Adri pun menarik kursi dan duduk ditengah-tengah mereka, karena Ia juga sama-sama tidak memiliki pekerjaan lain selain menunggu reaksi enzimatik itu selesai.

"Kak Adri, menurut kakak gimana ketua sama waka BEM baru kita?" tanya orang yang sama tiba-tiba begitu Adri duduk dihadapannya.

"Hmm ... mereka kayaknya visioner dan strategist ya, tanpa membandingkan dengan paslon yang satu lagi."

"Kak Adri bilang gitu Gue jadi yakin Tekpang bisa lebih solid haha."

"Kalian tim Januar-Gandhi dong?" tanya Adri.

"Oh iya dong Kak, kita timsesnya loh."

"Oh gitu."

"Menurut kalian Januar Gandhi gimana emang sampai kalian bersedia jadi timses?" ujar Adri penasaran. Bukan apa-apa, bisa dibilang sekarang Adri sedang berhutang jawaban kepada Januar. Karenanya, Ia berusaha mempelajari seperti apa Januar itu.

"Pertama, Kak Januar ganteng," celetuk salah satu mahasiswi berambut pirang yang langsung disoraki oleh keempat orang di lingkaran itu.

"Plis ya, kita bukan lagi voting visual idol nih mohon maaf."

"Heh gak usah munafik ya Lo pada, ada yang bilang Kak Januar gak ganteng? Kak Gandhi juga?"

"Ya enggak sih, cuma kan bukan itu konteks yang dimaksud Kak Adri ya, Ningsih!"

"Ya suka-suka Gue dong Siti!"

Adri hanya tertawa mendengar perdebatan antarpraktikannya itu, "Kok jadi berantem kalian. Oke, pertama Kak Januar ganteng, terus apalagi?" ujarnya menengahi. Dalam hati, tentu Ia mengiyakan perkara ketampanan Januar.

"Dia berpengalaman, Kak. Dari semester satu udah aktif di HIMA Teknik Industri, jadi Sekretaris 2."

"Wow, and then?"

"Iya kak, terus dia tuh aktif di conference seputar leadership, camp-camp leadership, terus yang paling keren, dia pernah ikut Leadership Volunteer Program dari UNICEF ke Afrika tahun lalu," lanjut praktikan itu menggebu-gebu.

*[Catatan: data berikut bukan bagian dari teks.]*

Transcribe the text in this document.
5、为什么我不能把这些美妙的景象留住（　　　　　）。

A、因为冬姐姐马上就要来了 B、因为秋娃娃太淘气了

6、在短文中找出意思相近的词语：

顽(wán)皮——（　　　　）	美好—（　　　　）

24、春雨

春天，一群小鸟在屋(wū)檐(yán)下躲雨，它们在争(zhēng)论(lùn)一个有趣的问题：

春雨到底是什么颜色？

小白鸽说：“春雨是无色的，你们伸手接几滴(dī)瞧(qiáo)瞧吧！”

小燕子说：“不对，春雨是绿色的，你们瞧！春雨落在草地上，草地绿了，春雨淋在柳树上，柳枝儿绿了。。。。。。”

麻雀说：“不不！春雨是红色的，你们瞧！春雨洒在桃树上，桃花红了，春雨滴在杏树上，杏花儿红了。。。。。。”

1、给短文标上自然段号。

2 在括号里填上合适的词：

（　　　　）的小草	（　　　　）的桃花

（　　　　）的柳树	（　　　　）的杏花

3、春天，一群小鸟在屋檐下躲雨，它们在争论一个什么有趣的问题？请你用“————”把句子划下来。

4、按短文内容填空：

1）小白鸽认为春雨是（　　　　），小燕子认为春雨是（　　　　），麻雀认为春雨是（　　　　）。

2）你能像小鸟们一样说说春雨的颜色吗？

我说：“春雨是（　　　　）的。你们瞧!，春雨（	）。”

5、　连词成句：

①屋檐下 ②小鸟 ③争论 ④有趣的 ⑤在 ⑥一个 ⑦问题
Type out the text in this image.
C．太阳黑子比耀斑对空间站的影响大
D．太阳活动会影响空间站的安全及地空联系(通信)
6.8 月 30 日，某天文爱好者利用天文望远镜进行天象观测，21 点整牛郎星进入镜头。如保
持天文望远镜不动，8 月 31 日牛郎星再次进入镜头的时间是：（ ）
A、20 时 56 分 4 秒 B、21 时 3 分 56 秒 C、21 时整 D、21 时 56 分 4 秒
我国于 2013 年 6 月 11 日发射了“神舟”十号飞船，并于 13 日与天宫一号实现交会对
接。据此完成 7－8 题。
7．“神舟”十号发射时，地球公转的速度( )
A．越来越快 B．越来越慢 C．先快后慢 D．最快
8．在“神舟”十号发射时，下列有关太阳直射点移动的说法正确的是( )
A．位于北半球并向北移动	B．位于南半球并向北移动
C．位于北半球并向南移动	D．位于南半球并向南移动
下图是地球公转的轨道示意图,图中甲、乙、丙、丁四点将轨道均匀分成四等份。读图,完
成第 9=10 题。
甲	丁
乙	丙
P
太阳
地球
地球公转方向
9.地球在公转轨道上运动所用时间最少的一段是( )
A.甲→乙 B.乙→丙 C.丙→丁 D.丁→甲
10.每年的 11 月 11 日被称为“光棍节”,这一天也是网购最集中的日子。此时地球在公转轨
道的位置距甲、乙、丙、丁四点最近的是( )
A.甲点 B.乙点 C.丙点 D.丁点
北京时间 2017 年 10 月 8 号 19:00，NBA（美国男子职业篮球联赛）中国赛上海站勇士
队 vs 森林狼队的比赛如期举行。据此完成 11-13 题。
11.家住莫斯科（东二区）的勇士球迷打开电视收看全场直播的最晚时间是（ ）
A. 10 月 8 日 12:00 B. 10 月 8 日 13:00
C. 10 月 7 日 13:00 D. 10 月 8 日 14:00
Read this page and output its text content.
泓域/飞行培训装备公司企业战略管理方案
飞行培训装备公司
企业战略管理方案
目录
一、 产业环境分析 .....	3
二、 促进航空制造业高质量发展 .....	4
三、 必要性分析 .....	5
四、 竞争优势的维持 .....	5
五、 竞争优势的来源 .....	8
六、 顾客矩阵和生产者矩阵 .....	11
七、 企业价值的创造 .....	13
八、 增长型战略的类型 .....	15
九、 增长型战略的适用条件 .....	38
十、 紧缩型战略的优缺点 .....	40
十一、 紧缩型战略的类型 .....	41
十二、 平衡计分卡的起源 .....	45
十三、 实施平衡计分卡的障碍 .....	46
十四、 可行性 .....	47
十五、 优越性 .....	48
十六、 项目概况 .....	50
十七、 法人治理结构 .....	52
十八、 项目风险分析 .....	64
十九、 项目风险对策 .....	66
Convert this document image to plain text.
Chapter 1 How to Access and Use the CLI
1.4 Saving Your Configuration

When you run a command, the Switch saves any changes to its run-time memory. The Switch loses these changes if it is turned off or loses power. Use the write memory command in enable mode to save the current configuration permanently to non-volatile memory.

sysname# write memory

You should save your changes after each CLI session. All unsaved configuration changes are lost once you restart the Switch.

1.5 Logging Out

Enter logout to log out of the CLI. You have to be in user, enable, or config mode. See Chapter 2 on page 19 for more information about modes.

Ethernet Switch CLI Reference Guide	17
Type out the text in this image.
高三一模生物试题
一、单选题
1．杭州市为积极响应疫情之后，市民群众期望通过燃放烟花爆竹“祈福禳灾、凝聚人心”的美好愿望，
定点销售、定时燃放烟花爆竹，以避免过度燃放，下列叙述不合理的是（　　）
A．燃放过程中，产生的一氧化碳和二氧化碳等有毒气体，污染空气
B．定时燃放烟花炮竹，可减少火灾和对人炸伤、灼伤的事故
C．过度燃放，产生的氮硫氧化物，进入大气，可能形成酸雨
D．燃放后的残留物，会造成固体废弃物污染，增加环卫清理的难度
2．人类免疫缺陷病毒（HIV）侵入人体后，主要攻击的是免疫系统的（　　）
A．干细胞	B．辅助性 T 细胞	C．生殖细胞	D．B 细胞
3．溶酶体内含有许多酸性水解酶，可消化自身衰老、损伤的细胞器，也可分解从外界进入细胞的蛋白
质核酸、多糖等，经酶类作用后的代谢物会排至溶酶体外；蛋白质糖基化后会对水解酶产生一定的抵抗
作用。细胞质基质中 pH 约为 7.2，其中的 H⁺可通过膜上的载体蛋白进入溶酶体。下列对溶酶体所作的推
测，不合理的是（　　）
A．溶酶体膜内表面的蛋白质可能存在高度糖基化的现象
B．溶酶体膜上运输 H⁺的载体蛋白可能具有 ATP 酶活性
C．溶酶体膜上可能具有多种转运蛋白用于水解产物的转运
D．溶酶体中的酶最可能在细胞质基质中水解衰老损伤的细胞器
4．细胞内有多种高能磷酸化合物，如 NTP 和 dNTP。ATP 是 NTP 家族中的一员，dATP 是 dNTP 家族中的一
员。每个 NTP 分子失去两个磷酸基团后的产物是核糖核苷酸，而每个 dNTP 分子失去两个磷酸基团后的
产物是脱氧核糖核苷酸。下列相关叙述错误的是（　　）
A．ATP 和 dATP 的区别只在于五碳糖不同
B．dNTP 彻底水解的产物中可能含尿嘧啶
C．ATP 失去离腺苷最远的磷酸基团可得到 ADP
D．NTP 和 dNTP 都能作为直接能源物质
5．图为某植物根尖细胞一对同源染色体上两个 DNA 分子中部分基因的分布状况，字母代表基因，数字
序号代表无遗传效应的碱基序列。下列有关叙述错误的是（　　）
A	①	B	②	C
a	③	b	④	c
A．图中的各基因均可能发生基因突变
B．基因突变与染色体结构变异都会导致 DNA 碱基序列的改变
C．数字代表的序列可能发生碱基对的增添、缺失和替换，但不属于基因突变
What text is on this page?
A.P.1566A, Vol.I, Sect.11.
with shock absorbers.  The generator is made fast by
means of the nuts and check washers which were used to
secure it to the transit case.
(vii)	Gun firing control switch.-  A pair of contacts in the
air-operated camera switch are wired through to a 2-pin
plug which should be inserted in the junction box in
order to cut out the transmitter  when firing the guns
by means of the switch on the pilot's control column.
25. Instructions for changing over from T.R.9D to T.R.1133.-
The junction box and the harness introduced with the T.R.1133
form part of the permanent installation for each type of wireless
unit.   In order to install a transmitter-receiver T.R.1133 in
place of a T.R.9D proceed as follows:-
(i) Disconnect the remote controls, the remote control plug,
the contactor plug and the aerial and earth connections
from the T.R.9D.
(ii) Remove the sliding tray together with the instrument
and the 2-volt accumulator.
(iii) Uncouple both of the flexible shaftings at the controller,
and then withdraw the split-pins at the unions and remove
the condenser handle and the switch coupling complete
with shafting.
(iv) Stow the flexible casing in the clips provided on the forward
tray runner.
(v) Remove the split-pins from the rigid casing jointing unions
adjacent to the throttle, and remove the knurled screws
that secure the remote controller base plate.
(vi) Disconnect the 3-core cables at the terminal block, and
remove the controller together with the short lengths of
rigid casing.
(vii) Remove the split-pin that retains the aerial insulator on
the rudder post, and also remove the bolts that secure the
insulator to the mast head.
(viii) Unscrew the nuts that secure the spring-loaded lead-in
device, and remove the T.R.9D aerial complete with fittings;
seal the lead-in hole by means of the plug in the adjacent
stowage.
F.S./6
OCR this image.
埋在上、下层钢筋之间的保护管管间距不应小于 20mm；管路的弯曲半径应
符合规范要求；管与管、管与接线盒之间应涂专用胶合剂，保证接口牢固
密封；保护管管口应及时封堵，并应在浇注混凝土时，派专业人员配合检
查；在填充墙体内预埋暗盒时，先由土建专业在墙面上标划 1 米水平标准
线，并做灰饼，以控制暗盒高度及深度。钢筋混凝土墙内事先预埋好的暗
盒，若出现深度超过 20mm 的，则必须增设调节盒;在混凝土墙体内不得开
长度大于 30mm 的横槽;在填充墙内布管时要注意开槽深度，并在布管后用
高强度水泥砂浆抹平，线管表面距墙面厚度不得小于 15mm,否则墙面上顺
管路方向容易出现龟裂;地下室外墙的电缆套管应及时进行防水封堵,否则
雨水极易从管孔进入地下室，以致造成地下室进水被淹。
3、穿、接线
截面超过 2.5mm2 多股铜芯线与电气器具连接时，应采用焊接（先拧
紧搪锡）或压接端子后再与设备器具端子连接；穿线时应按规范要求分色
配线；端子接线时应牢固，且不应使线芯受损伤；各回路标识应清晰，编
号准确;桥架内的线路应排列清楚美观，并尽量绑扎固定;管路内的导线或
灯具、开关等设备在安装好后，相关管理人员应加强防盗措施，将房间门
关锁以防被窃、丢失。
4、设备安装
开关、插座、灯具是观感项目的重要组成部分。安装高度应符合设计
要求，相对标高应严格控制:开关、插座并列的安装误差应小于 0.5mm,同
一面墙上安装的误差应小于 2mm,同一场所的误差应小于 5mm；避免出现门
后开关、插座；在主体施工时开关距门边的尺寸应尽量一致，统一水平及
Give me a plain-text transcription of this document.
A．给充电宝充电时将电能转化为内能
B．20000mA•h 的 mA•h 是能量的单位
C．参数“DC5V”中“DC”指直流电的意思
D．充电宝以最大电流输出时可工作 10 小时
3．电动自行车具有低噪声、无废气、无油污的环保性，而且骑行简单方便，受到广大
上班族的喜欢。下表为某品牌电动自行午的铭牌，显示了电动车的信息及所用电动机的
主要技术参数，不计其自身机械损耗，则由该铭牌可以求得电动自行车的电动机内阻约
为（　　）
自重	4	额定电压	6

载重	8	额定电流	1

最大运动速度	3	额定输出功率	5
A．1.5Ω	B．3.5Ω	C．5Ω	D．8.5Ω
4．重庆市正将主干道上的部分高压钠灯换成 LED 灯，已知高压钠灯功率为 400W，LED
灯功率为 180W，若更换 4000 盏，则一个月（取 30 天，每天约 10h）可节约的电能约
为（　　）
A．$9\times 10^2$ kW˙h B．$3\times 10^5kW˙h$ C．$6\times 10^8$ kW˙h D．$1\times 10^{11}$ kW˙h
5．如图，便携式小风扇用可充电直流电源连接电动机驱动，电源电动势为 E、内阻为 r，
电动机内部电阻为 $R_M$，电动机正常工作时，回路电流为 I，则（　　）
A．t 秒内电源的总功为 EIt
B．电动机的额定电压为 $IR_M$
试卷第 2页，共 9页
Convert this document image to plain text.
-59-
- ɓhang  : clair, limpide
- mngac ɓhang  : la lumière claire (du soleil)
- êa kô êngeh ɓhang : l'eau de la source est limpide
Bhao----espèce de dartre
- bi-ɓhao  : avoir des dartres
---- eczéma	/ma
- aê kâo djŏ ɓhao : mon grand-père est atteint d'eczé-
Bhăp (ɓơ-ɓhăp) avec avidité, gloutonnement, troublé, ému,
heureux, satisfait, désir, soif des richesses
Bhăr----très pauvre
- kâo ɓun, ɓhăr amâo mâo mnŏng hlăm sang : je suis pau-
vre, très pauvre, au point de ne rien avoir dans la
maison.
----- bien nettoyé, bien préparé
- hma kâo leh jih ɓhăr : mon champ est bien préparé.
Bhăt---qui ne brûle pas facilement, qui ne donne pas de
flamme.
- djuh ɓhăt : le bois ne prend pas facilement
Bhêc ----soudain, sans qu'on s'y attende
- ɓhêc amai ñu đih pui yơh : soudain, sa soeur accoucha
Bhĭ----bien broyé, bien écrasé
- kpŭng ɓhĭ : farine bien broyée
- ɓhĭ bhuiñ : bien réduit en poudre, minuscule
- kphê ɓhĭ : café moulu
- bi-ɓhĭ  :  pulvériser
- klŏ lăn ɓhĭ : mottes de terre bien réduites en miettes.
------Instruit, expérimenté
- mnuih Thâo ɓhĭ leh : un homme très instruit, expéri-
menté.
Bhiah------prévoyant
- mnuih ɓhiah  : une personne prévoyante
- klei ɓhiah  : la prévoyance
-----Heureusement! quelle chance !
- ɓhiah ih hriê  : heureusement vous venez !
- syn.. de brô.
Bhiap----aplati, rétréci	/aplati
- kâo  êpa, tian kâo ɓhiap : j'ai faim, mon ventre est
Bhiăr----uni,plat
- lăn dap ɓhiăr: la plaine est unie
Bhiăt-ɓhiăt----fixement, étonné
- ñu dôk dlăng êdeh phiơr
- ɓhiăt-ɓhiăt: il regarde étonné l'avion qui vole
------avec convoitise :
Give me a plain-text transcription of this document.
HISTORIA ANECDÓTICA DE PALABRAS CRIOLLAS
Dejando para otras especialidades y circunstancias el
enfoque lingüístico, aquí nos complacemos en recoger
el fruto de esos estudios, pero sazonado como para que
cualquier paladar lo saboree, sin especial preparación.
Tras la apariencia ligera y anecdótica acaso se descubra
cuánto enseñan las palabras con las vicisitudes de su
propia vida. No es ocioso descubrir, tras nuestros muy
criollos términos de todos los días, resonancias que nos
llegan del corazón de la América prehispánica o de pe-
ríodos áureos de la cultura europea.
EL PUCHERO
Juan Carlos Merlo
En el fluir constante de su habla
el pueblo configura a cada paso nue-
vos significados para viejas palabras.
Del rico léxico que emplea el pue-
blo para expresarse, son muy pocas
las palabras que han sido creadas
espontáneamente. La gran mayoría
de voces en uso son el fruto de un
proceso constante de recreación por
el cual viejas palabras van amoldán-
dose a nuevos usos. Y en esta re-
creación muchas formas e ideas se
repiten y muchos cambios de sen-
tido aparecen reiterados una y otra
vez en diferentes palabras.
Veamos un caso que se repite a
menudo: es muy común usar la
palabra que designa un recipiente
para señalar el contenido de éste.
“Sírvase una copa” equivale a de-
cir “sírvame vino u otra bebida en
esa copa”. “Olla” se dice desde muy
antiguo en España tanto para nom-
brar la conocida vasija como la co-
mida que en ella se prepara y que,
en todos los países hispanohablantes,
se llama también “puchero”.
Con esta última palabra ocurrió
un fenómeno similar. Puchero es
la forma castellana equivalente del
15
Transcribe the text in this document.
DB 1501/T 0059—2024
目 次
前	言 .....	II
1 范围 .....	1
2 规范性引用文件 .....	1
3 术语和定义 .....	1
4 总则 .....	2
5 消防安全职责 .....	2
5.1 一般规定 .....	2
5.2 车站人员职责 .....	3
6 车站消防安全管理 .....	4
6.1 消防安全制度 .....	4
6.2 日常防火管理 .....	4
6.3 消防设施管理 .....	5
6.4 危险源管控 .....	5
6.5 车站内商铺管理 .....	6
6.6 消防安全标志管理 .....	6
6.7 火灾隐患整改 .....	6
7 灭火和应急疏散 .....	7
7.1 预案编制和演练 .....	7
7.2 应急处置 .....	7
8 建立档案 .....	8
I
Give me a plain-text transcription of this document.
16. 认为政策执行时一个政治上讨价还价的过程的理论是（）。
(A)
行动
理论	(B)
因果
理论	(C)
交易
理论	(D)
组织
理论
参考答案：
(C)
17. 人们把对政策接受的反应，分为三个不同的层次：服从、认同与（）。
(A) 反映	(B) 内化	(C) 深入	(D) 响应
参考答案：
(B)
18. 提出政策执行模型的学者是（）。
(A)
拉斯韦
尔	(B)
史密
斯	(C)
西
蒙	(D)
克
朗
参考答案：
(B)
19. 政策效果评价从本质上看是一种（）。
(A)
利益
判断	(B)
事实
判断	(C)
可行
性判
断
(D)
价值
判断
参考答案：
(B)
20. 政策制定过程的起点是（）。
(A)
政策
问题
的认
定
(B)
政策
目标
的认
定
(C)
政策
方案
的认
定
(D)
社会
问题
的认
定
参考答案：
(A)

"Keren keren, terus apalagi nih?"

"Oh! Dia juga andalan dosen, kating, dan alumni Kak, dia sering megang proker-proker strategis gitu di BEM atau HIMA dulu, pokoknya kalau dia sekarang jadi Ketua BEM, orang-orang gak heran deh."

"Iya bener, yang pernah kerja bareng dia pasti tau deh style kerja dia tuh kekeluargaan, fleksibel, tapi tegas dan goal-oriented. Dia tuh ambis dan idealis tapi gak ketara gitu, menurut Gue ya."

Adri mengangguk antusias, "Keren, kenapa Gue gak tau sama sekali sepak terjang dia selama ini?" batinnya sembari tersenyum miring.